Bull River revegetation efforts include the installation of 148 exclosures such as the one pictured above.

These efforts are a part of a large ongoing project in the Bull River drainage, aimed at addressing water quality impairments and improving habitat for native fish and wildlife. This effort included the installation of 148 revegetation exclosures and 282 individual plantings on nine private properties and additional public lands along approximately 14,200 feet of streambank. Over time, native trees and shrubs will replace invasive reed canarygrass, provide improved bank stability, and generally enhance the ecological health of riparian areas along the Bull River. Reed canarygrass, originally introduced for hay in the mid-20th century, has spread along the river and competes with native vegetation. It is a poor alternative to the diverse roots systems of native trees and shrubs for providing bank stability and contributes to excessive erosion along the riverbanks. Exclosures are built over a multi-year timeframe: heavy fabric is laid to suppress reed canarygrass, fenced to protect from browse from wildlife, and then planted with native trees and shrubs two years later. Individual plantings can be installed over a shorter period: reed canarygrass is mechanically removed from a small area where one tree or shrub is planted, surrounded with fabric for weed suppression, and caged to prevent browse.

Project partners and interested parties meet to tour Bull River revegetation projects.
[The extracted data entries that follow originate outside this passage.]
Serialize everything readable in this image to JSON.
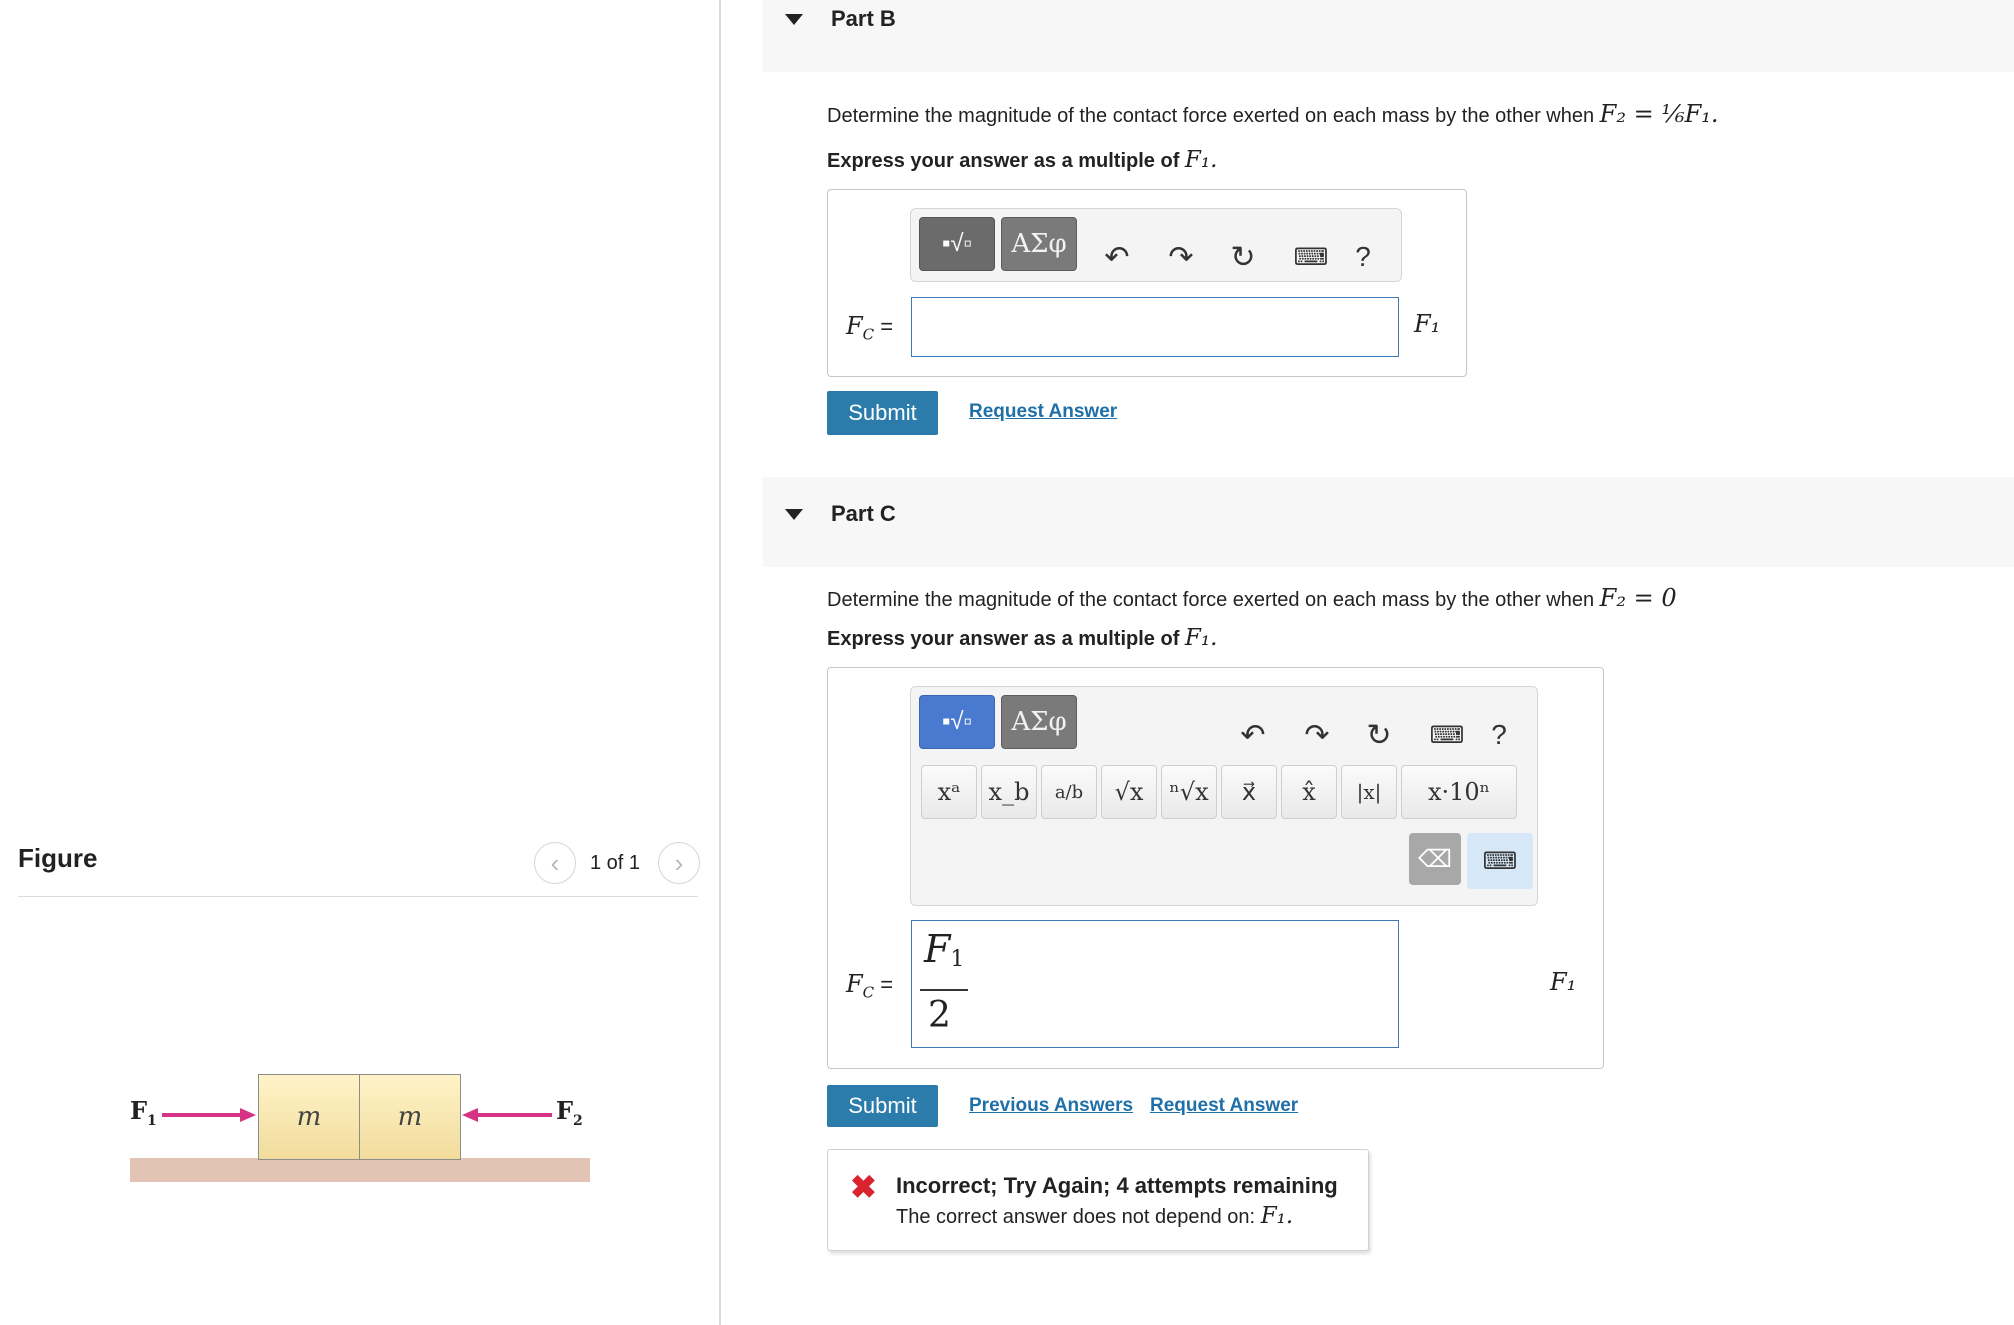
{
  "figure": {
    "title": "Figure",
    "counter": "1 of 1",
    "prev_icon": "chevron-left-icon",
    "next_icon": "chevron-right-icon",
    "left_force_label": "F",
    "left_force_sub": "1",
    "right_force_label": "F",
    "right_force_sub": "2",
    "mass1_label": "m",
    "mass2_label": "m",
    "arrow_color": "#d63384",
    "block_color": "#f5e6b0",
    "ground_color": "#e3c4b4"
  },
  "part_b": {
    "title": "Part B",
    "question_prefix": "Determine the magnitude of the contact force exerted on each mass by the other when",
    "question_math": "F₂ = ⅙F₁.",
    "express_prefix": "Express your answer as a multiple of",
    "express_math": "F₁.",
    "fc_label": "F",
    "fc_sub": "C",
    "fc_eq": "=",
    "input_value": "",
    "unit": "F₁",
    "submit_label": "Submit",
    "request_label": "Request Answer"
  },
  "part_c": {
    "title": "Part C",
    "question_prefix": "Determine the magnitude of the contact force exerted on each mass by the other when",
    "question_math": "F₂ = 0",
    "express_prefix": "Express your answer as a multiple of",
    "express_math": "F₁.",
    "fc_label": "F",
    "fc_sub": "C",
    "fc_eq": "=",
    "input_numerator": "F",
    "input_numerator_sub": "1",
    "input_denominator": "2",
    "unit": "F₁",
    "submit_label": "Submit",
    "previous_label": "Previous Answers",
    "request_label": "Request Answer",
    "math_keys": [
      "xᵃ",
      "x_b",
      "a/b",
      "√x",
      "ⁿ√x",
      "x⃗",
      "x̂",
      "|x|",
      "x·10ⁿ"
    ]
  },
  "toolbar": {
    "greek_label": "ΑΣφ",
    "help_label": "?"
  },
  "feedback": {
    "title": "Incorrect; Try Again; 4 attempts remaining",
    "message_prefix": "The correct answer does not depend on:",
    "message_math": "F₁.",
    "icon_color": "#d9232f"
  }
}
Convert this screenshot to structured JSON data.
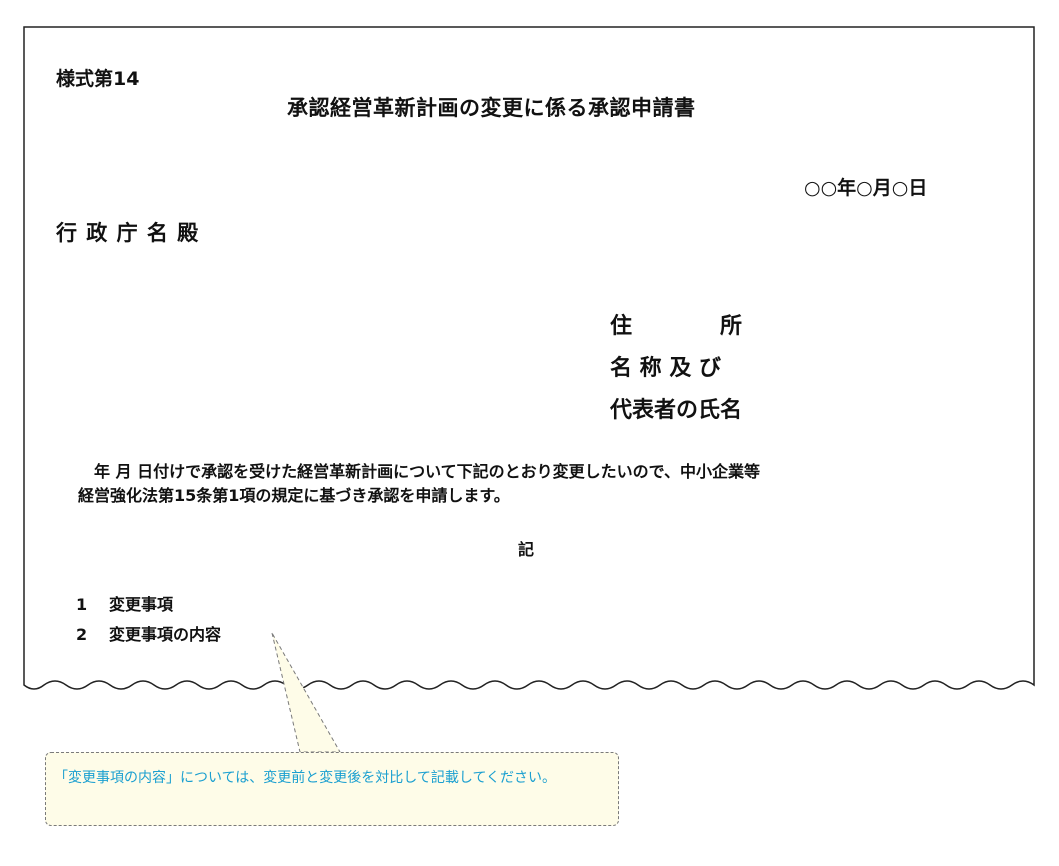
{
  "form": {
    "number": "様式第14",
    "title": "承認経営革新計画の変更に係る承認申請書",
    "date": "○○年○月○日",
    "addressee": "行 政 庁 名 殿",
    "applicant": {
      "address": "住　　　　所",
      "name": "名 称 及 び",
      "representative": "代表者の氏名"
    },
    "body": {
      "line1": "年 月 日付けで承認を受けた経営革新計画について下記のとおり変更したいので、中小企業等",
      "line2": "経営強化法第15条第1項の規定に基づき承認を申請します。"
    },
    "ki": "記",
    "items": [
      {
        "num": "1",
        "label": "変更事項"
      },
      {
        "num": "2",
        "label": "変更事項の内容"
      }
    ]
  },
  "note": {
    "text": "「変更事項の内容」については、変更前と変更後を対比して記載してください。"
  },
  "colors": {
    "note_text": "#1a9fd0",
    "note_background": "#fefce8",
    "border": "#222222"
  }
}
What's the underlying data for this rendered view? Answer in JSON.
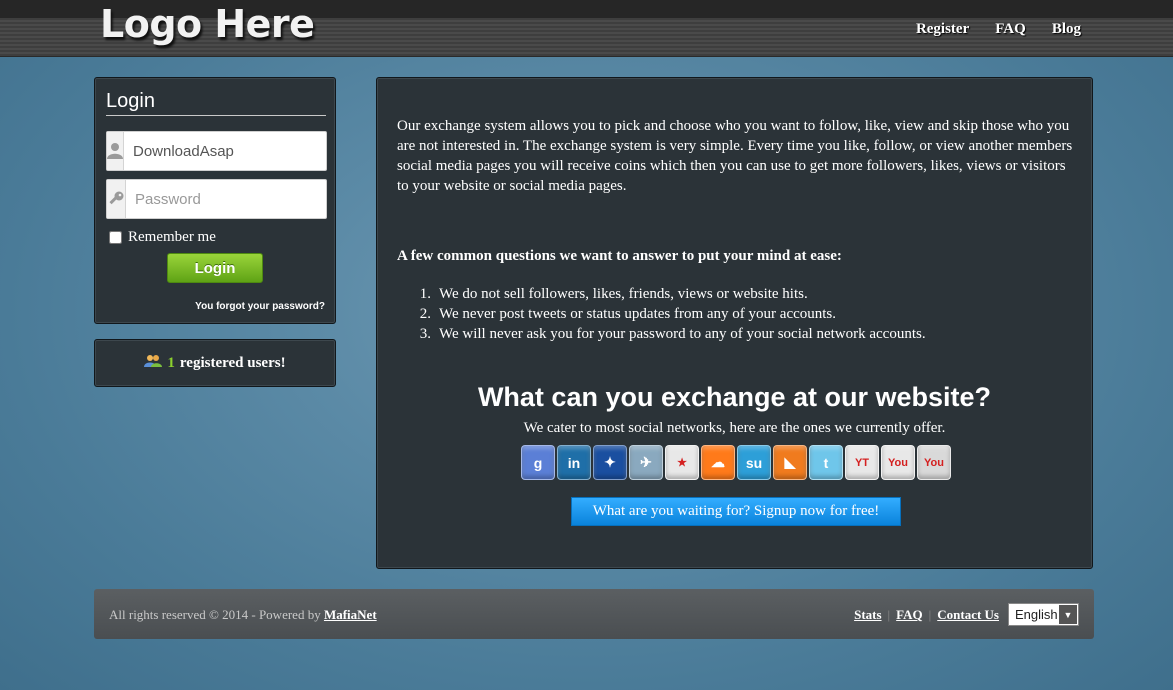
{
  "header": {
    "logo": "Logo Here",
    "nav": [
      "Register",
      "FAQ",
      "Blog"
    ]
  },
  "login": {
    "title": "Login",
    "username_value": "DownloadAsap",
    "password_placeholder": "Password",
    "remember_label": "Remember me",
    "button": "Login",
    "forgot": "You forgot your password?"
  },
  "users": {
    "count": "1",
    "label": "registered users!"
  },
  "main": {
    "intro": "Our exchange system allows you to pick and choose who you want to follow, like, view and skip those who you are not interested in. The exchange system is very simple. Every time you like, follow, or view another members social media pages you will receive coins which then you can use to get more followers, likes, views or visitors to your website or social media pages.",
    "faq_title": "A few common questions we want to answer to put your mind at ease:",
    "faq": [
      {
        "num": "1.",
        "text": "We do not sell followers, likes, friends, views or website hits."
      },
      {
        "num": "2.",
        "text": "We never post tweets or status updates from any of your accounts."
      },
      {
        "num": "3.",
        "text": "We will never ask you for your password to any of your social network accounts."
      }
    ],
    "exchange_title": "What can you exchange at our website?",
    "exchange_sub": "We cater to most social networks, here are the ones we currently offer.",
    "networks": [
      {
        "name": "google-plus-icon",
        "glyph": "g",
        "color": "#5b7fd6"
      },
      {
        "name": "linkedin-icon",
        "glyph": "in",
        "color": "#1f6fa8"
      },
      {
        "name": "myspace-icon",
        "glyph": "✦",
        "color": "#1a4fa0"
      },
      {
        "name": "twitter-bird-icon",
        "glyph": "✈",
        "color": "#8aa9bf"
      },
      {
        "name": "reverbnation-icon",
        "glyph": "★",
        "color": "#e8e8e8"
      },
      {
        "name": "soundcloud-icon",
        "glyph": "☁",
        "color": "#ff7a1a"
      },
      {
        "name": "stumbleupon-icon",
        "glyph": "su",
        "color": "#2d9fd8"
      },
      {
        "name": "rss-icon",
        "glyph": "◣",
        "color": "#f07b1e"
      },
      {
        "name": "twitter-icon",
        "glyph": "t",
        "color": "#6fc6ea"
      },
      {
        "name": "youtube-yt-icon",
        "glyph": "YT",
        "color": "#e8e8e8"
      },
      {
        "name": "youtube-icon",
        "glyph": "You",
        "color": "#e8e8e8"
      },
      {
        "name": "youtube-alt-icon",
        "glyph": "You",
        "color": "#d9d9d9"
      }
    ],
    "signup": "What are you waiting for? Signup now for free!"
  },
  "footer": {
    "copyright": "All rights reserved © 2014 - Powered by",
    "brand": "MafiaNet",
    "links": [
      "Stats",
      "FAQ",
      "Contact Us"
    ],
    "language": "English"
  }
}
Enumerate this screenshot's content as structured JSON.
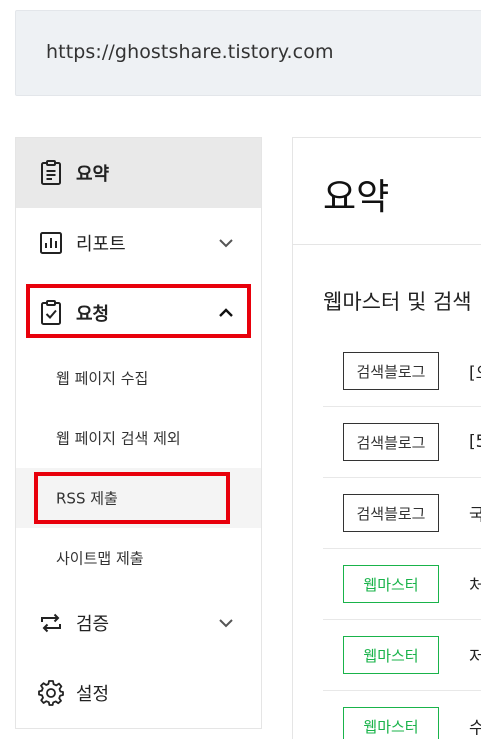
{
  "url_bar": {
    "url": "https://ghostshare.tistory.com"
  },
  "sidebar": {
    "items": [
      {
        "label": "요약",
        "icon": "clipboard-icon",
        "active": true
      },
      {
        "label": "리포트",
        "icon": "bar-chart-icon",
        "expanded": false
      },
      {
        "label": "요청",
        "icon": "clipboard-check-icon",
        "expanded": true,
        "children": [
          {
            "label": "웹 페이지 수집"
          },
          {
            "label": "웹 페이지 검색 제외"
          },
          {
            "label": "RSS 제출",
            "selected": true
          },
          {
            "label": "사이트맵 제출"
          }
        ]
      },
      {
        "label": "검증",
        "icon": "swap-arrows-icon",
        "expanded": false
      },
      {
        "label": "설정",
        "icon": "gear-icon"
      }
    ]
  },
  "main": {
    "title": "요약",
    "section_title": "웹마스터 및 검색",
    "rows": [
      {
        "tag": "검색블로그",
        "tag_color": "#333333",
        "text": "[오"
      },
      {
        "tag": "검색블로그",
        "tag_color": "#333333",
        "text": "[5"
      },
      {
        "tag": "검색블로그",
        "tag_color": "#333333",
        "text": "국"
      },
      {
        "tag": "웹마스터",
        "tag_color": "#19b34a",
        "text": "처"
      },
      {
        "tag": "웹마스터",
        "tag_color": "#19b34a",
        "text": "저"
      },
      {
        "tag": "웹마스터",
        "tag_color": "#19b34a",
        "text": "수"
      }
    ]
  },
  "colors": {
    "highlight": "#e8000b",
    "accent_green": "#19b34a"
  }
}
The latest effort was in part funded through Clean Water Act Section 319 funding, administered by the Montana Department of Environmental Quality. This grant concluding at the end of June, with a final post-implementation tour on June 27. Partners have now been working with private landowners in the drainage for over 15 years on revegetation projects such as above. Over time, the past, present, and future efforts will contribute to a cumulative improvement to bank stability and streamside health on the Bull River.